Returning to the OAS in 2001 as Bush’s ambassador, Roger apparently behaved himself for a year or so and earned the distinction of the “Grand Master of the Order of the Sun,” from the government of Peru. Despite this august award, foreign policy analysts for Latin America report that they are disappointed with Bush’s nomination of Noriega to be Assistant Secretary of State for Western Hemisphere Affairs. Endorsements are tepid to say the least: William Goodfellow of the Center for International Policy, who organized the fight against Reich in 2001, said that Noriega was not the “heavy hitter” that people expected. Goodfellow was “astonished that they would pick someone with his resume,” and, in a burst of understatement, Sen. Christopher Dodd (D-Conn.) said, “There are a number of individuals with a great deal more stature.” Nonetheless, everyone believes that, unlike Reich, Noriega will be confirmed. His experience with Congress will help him, especially in this Congress: he is not insane and will probably do as he’s told. Word has it, though, that if he had to be confirmed by the State Department instead of the Senate, he would never make it: the diplos are not impressed by the Grand Master of the Order of the Sun, and at least half of the U.S. ambassadors now stationed in Latin America suffered through some very tough times at the hands of Noriega and Helms.
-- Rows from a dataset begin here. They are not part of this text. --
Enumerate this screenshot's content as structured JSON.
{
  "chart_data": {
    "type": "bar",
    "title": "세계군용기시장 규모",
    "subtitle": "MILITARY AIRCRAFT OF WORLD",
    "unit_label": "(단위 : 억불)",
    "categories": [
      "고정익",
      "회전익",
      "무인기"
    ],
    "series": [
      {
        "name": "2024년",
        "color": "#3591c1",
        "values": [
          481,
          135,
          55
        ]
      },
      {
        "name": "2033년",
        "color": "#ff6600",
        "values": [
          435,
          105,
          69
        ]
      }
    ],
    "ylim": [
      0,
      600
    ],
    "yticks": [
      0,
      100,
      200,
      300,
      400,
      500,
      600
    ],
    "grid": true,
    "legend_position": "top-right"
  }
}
Meanwhile the Cuban American National Foundation, to which Bush is deeply indebted for his theft of the 2000 election in Florida, is jubilant, and called Noriega’s nomination “a wonderful addition to the State Department Team.” And as the dust settled last month, Otto Reich came home to roost in the basement of the Executive Office Building (EOB), now as the President’s Special Envoy to Latin America.
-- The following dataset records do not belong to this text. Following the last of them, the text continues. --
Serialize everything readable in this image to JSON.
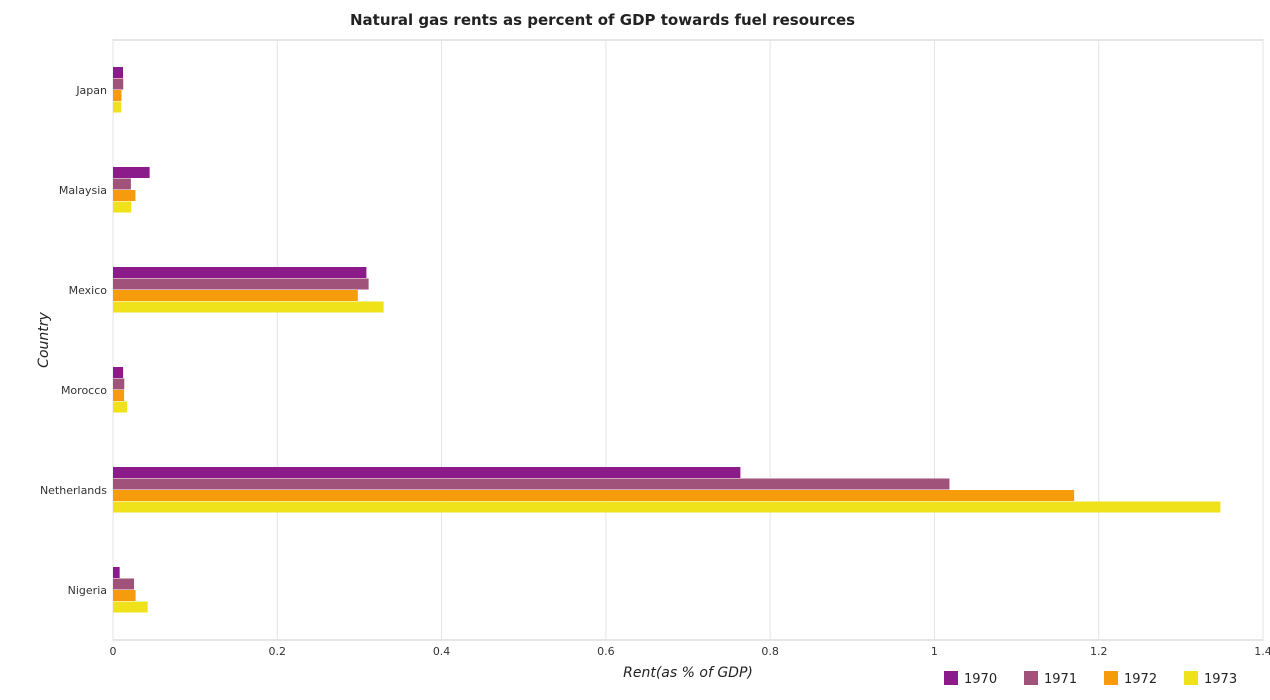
{
  "chart_data": {
    "type": "bar",
    "orientation": "horizontal",
    "title": "Natural gas rents as percent of GDP towards fuel resources",
    "xlabel": "Rent(as % of GDP)",
    "ylabel": "Country",
    "xlim": [
      0,
      1.4
    ],
    "xticks": [
      "0",
      "0.2",
      "0.4",
      "0.6",
      "0.8",
      "1",
      "1.2",
      "1.4"
    ],
    "grid": true,
    "legend_position": "bottom-right",
    "categories": [
      "Japan",
      "Malaysia",
      "Mexico",
      "Morocco",
      "Netherlands",
      "Nigeria"
    ],
    "series": [
      {
        "name": "1970",
        "color": "#8b1a8b",
        "values": [
          0.0122,
          0.0446,
          0.3085,
          0.0123,
          0.7638,
          0.0081
        ]
      },
      {
        "name": "1971",
        "color": "#a0527a",
        "values": [
          0.0125,
          0.0218,
          0.3112,
          0.0137,
          1.0183,
          0.0256
        ]
      },
      {
        "name": "1972",
        "color": "#f59b0c",
        "values": [
          0.0103,
          0.0273,
          0.298,
          0.0135,
          1.1701,
          0.0275
        ]
      },
      {
        "name": "1973",
        "color": "#f0e21a",
        "values": [
          0.01,
          0.0222,
          0.3295,
          0.0171,
          1.3481,
          0.0422
        ]
      }
    ]
  }
}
In the United States we have short memories. Many of us can barely recall the distant days of relative peace we enjoyed during the 1990s. But it’s hard to forget what happened the last time a brainless right-wing president stashed a renegade red-baiter and Cuba-hater in the basement of the EOB: the ayatollahs turned up with weapons that they didn’t used to have, and years of random killing were visited upon the Central American poor in the interests of “freedom.” In those days, of course, all of this was condemned as illegal and ultimately stopped. But with Noriega now at the helm, Reich in the basement and Bush on the warpath, God alone knows what may be in store for Latin America.
Gabriela Bocagrande writes about Inter-American hijinks for the Observer. She has a very long memory.